Il en est, de même, concernant le second généraliste, médecin traitant de la patiente, qui l’a vue à deux reprises et qui n’a pas jugé utile malgré le rappel du fait traumatique par le couple, de prescrire un bilan radiographique.
Des remarques identiques s’appliquent au troisième médecin qui, outre le rappel des faits par la patiente, disposait du compte-rendu du doppler veineux réalisé le 29 décembre 2008 faisant état dans les indications
ʺ…ayant présenté un épisode traumatique par chute en novembre 2008ʺ. Par ailleurs, à cette date, soit plus d’un mois après les faits, il existait une déformation évidente de la jambe gauche, d’après la patiente et son mari, notamment en position de décubitus. (à noter que les examens pratiqués par les médecins généralistes et les radiologues avaient toujours été
réalisés, en station assise, au fauteuil roulant) (…) »
L’expert admettait qu’ « (…) Il s’agissait d’un dossier complexe puisque le doppler prescrit initialement, avait mis en évidence une thrombose veineuse, pouvant expliquer l’œdème (…) » mais il ajoutait qu’ « (…) Un traitement anticoagulant efficace avait permis de retrouver une perméabilité satisfaisante de l’ensemble du réseau veineux profond du membre inférieur gauche, alors que l’œdème persistait (…). A ce propos, l’expert rappelait que le radiologue ayant réalisé le second doppler avait mentionné dans son compte-rendu que : « (…) Cet examen n’explique, donc, pas la persistance de l’œdème (…) ».
En ce qui concernait les trois radiologues, l’expert considérait qu’ils n’avaient commis aucune faute ou manquement.

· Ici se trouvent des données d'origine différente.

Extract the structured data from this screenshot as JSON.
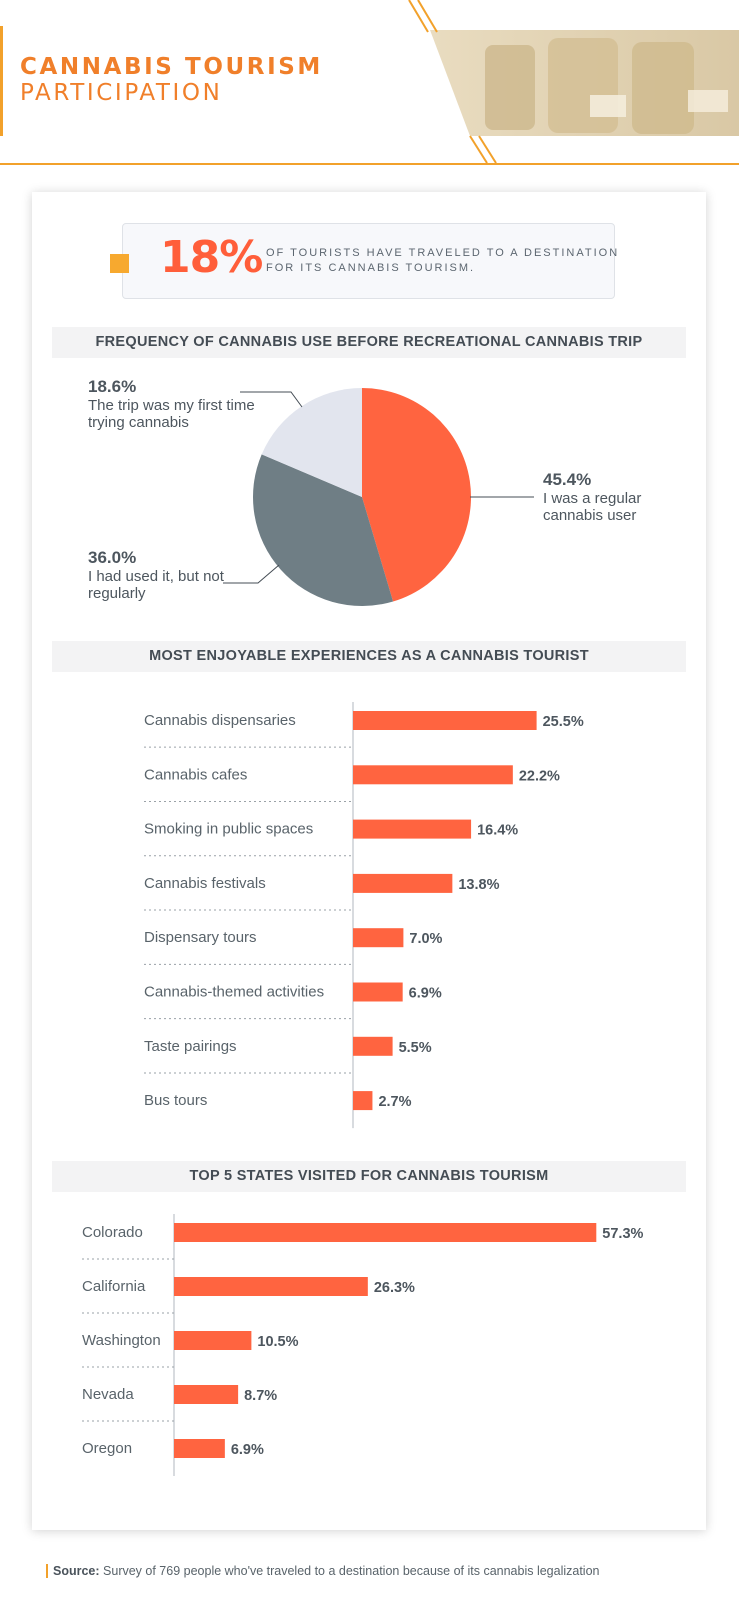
{
  "header": {
    "title_line1": "CANNABIS TOURISM",
    "title_line2": "PARTICIPATION"
  },
  "highlight": {
    "value": "18%",
    "text": "OF TOURISTS HAVE TRAVELED TO A DESTINATION FOR ITS CANNABIS TOURISM."
  },
  "colors": {
    "accent_orange": "#f2a12b",
    "title_orange": "#f07f2a",
    "bar_red": "#ff6440",
    "pie_slate": "#6f7e85",
    "pie_light": "#e2e5ee"
  },
  "chart_data": [
    {
      "type": "pie",
      "title": "FREQUENCY OF CANNABIS USE BEFORE RECREATIONAL CANNABIS TRIP",
      "slices": [
        {
          "label": "I was a regular cannabis user",
          "value": 45.4,
          "value_label": "45.4%",
          "color": "#ff6440"
        },
        {
          "label": "I had used it, but not regularly",
          "value": 36.0,
          "value_label": "36.0%",
          "color": "#6f7e85"
        },
        {
          "label": "The trip was my first time trying cannabis",
          "value": 18.6,
          "value_label": "18.6%",
          "color": "#e2e5ee"
        }
      ]
    },
    {
      "type": "bar",
      "orientation": "horizontal",
      "title": "MOST ENJOYABLE EXPERIENCES AS A CANNABIS TOURIST",
      "categories": [
        "Cannabis dispensaries",
        "Cannabis cafes",
        "Smoking in public spaces",
        "Cannabis festivals",
        "Dispensary tours",
        "Cannabis-themed activities",
        "Taste pairings",
        "Bus tours"
      ],
      "values": [
        25.5,
        22.2,
        16.4,
        13.8,
        7.0,
        6.9,
        5.5,
        2.7
      ],
      "value_labels": [
        "25.5%",
        "22.2%",
        "16.4%",
        "13.8%",
        "7.0%",
        "6.9%",
        "5.5%",
        "2.7%"
      ],
      "unit": "%"
    },
    {
      "type": "bar",
      "orientation": "horizontal",
      "title": "TOP 5 STATES VISITED FOR CANNABIS TOURISM",
      "categories": [
        "Colorado",
        "California",
        "Washington",
        "Nevada",
        "Oregon"
      ],
      "values": [
        57.3,
        26.3,
        10.5,
        8.7,
        6.9
      ],
      "value_labels": [
        "57.3%",
        "26.3%",
        "10.5%",
        "8.7%",
        "6.9%"
      ],
      "unit": "%"
    }
  ],
  "source": {
    "label": "Source:",
    "text": "Survey of 769 people who've traveled to a destination because of its cannabis legalization"
  }
}
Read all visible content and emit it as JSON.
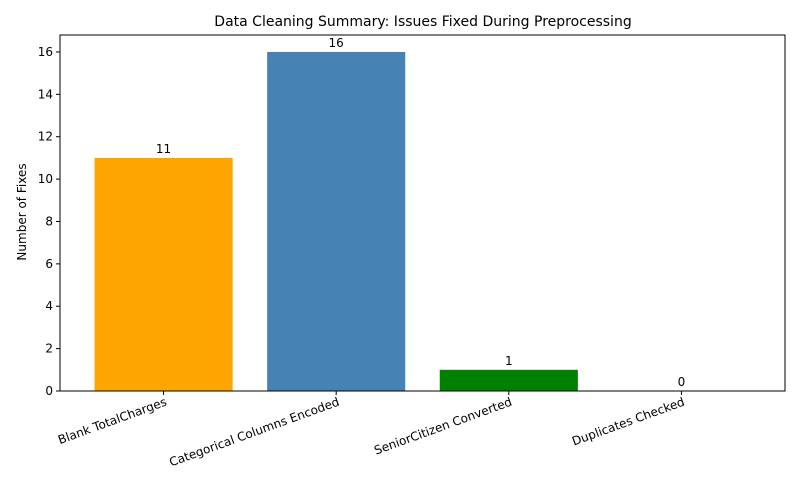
{
  "chart_data": {
    "type": "bar",
    "title": "Data Cleaning Summary: Issues Fixed During Preprocessing",
    "xlabel": "",
    "ylabel": "Number of Fixes",
    "categories": [
      "Blank TotalCharges",
      "Categorical Columns Encoded",
      "SeniorCitizen Converted",
      "Duplicates Checked"
    ],
    "values": [
      11,
      16,
      1,
      0
    ],
    "value_labels": [
      "11",
      "16",
      "1",
      "0"
    ],
    "colors": [
      "#ffa500",
      "#4682b4",
      "#008000",
      "#ff0000"
    ],
    "ylim": [
      0,
      16.8
    ],
    "yticks": [
      0,
      2,
      4,
      6,
      8,
      10,
      12,
      14,
      16
    ],
    "ytick_labels": [
      "0",
      "2",
      "4",
      "6",
      "8",
      "10",
      "12",
      "14",
      "16"
    ],
    "x_tick_rotation_deg": 20,
    "grid": false,
    "legend": false
  }
}
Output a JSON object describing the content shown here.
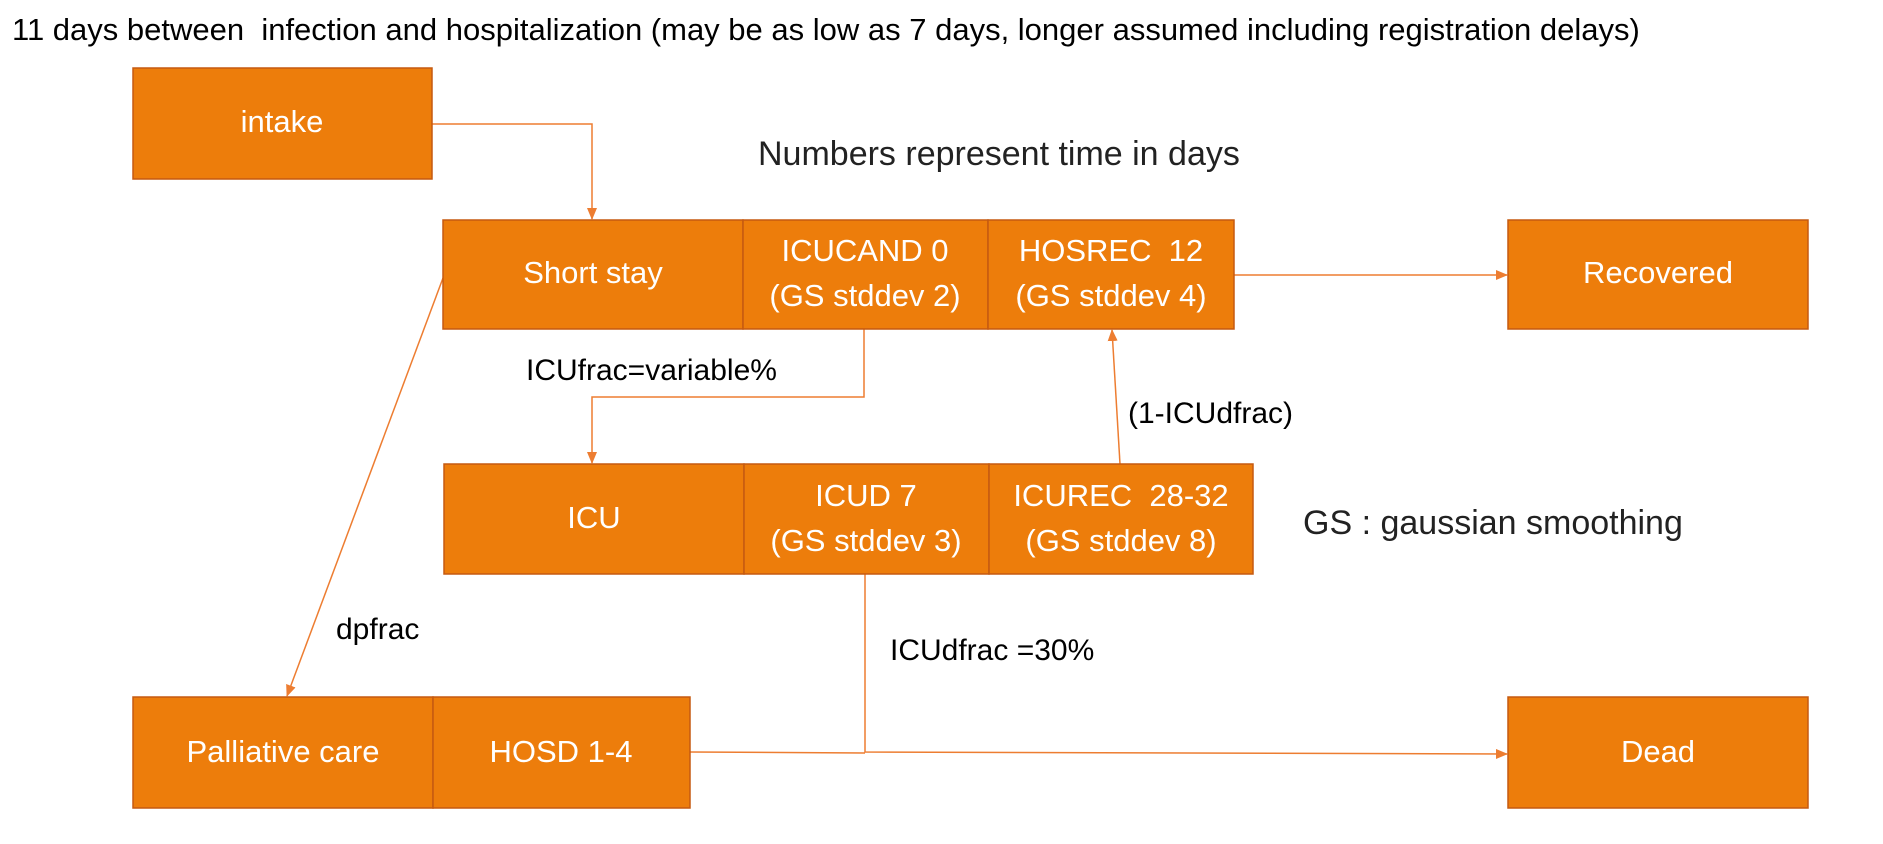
{
  "title": "11 days between  infection and hospitalization (may be as low as 7 days, longer assumed including registration delays)",
  "notes": {
    "units": "Numbers represent time in days",
    "gs": "GS : gaussian smoothing"
  },
  "nodes": {
    "intake": "intake",
    "short_stay": "Short stay",
    "icucand": [
      "ICUCAND 0",
      "(GS stddev 2)"
    ],
    "hosrec": [
      "HOSREC  12",
      "(GS stddev 4)"
    ],
    "recovered": "Recovered",
    "icu": "ICU",
    "icud": [
      "ICUD 7",
      "(GS stddev 3)"
    ],
    "icurec": [
      "ICUREC  28-32",
      "(GS stddev 8)"
    ],
    "palliative": "Palliative care",
    "hosd": "HOSD 1-4",
    "dead": "Dead"
  },
  "edges": {
    "icufrac": "ICUfrac=variable%",
    "one_minus_icudfrac": "(1-ICUdfrac)",
    "dpfrac": "dpfrac",
    "icudfrac": "ICUdfrac =30%"
  }
}
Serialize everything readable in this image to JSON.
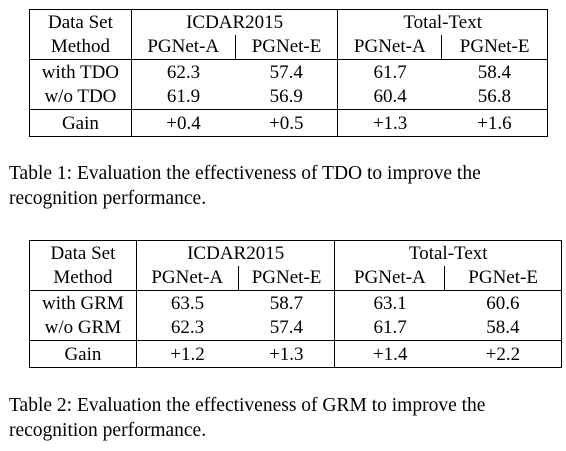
{
  "table1": {
    "header_row1": [
      "Data Set",
      "ICDAR2015",
      "Total-Text"
    ],
    "header_row2": [
      "Method",
      "PGNet-A",
      "PGNet-E",
      "PGNet-A",
      "PGNet-E"
    ],
    "rows": [
      [
        "with TDO",
        "62.3",
        "57.4",
        "61.7",
        "58.4"
      ],
      [
        "w/o TDO",
        "61.9",
        "56.9",
        "60.4",
        "56.8"
      ]
    ],
    "gain_row": [
      "Gain",
      "+0.4",
      "+0.5",
      "+1.3",
      "+1.6"
    ],
    "caption": "Table 1: Evaluation the effectiveness of TDO to improve the recognition performance."
  },
  "table2": {
    "header_row1": [
      "Data Set",
      "ICDAR2015",
      "Total-Text"
    ],
    "header_row2": [
      "Method",
      "PGNet-A",
      "PGNet-E",
      "PGNet-A",
      "PGNet-E"
    ],
    "rows": [
      [
        "with GRM",
        "63.5",
        "58.7",
        "63.1",
        "60.6"
      ],
      [
        "w/o GRM",
        "62.3",
        "57.4",
        "61.7",
        "58.4"
      ]
    ],
    "gain_row": [
      "Gain",
      "+1.2",
      "+1.3",
      "+1.4",
      "+2.2"
    ],
    "caption": "Table 2: Evaluation the effectiveness of GRM to improve the recognition performance."
  }
}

Concernant la perte de chance subie par la patiente, l’expert estimait qu’ « (…) Une prise en charge immédiate, chirurgicale ou orthopédique, au vue de l’importance de la fracture, aurait permis sa consolidation en position anatomique, éviter le raccourcissement et de ce fait préserver l’autonomie de la patiente… Le fait qu’existait initialement une thrombose veineuse de la jambe avec un traitement anticoagulant en route, à condition qu’il eut été réalisé un doppler veineux du membre inférieur, ce qui est loin d’être courant devant un œdème d’origine traumatique, aurait fait plutôt préconiser un traitement orthopédique sous traitement anticoagulant prolongé, au moins dans un premier temps.
Ce cas aurait pu se présenter si le médecin traitant, lors de sa visite le 1er décembre 2008, soit 6 jours après le traumatisme, avait suspecté le diagnostic de fracture de jambe. En l’absence du diagnostic de thrombose veineuse, l’option chirurgicale aurait probablement été choisie en raison de la complexité de la fracture
(…) ».
Se fondant sur les données du rapport d’expertise, les magistrats jugent que les trois médecins généralistes ont commis des fautes de nature à engager leur responsabilité.
Mais comme l’expert n’avait pas chiffré la perte de chance subie par la patiente, les magistrats ordonnent « un complément d’expertise afin de définir précisément la perte de chance subie, de l’évaluer et de détailler les préjudices strictement imputables au retard de diagnostic ».
Une indemnisation de 10 000 € est versée à titre provisionnel.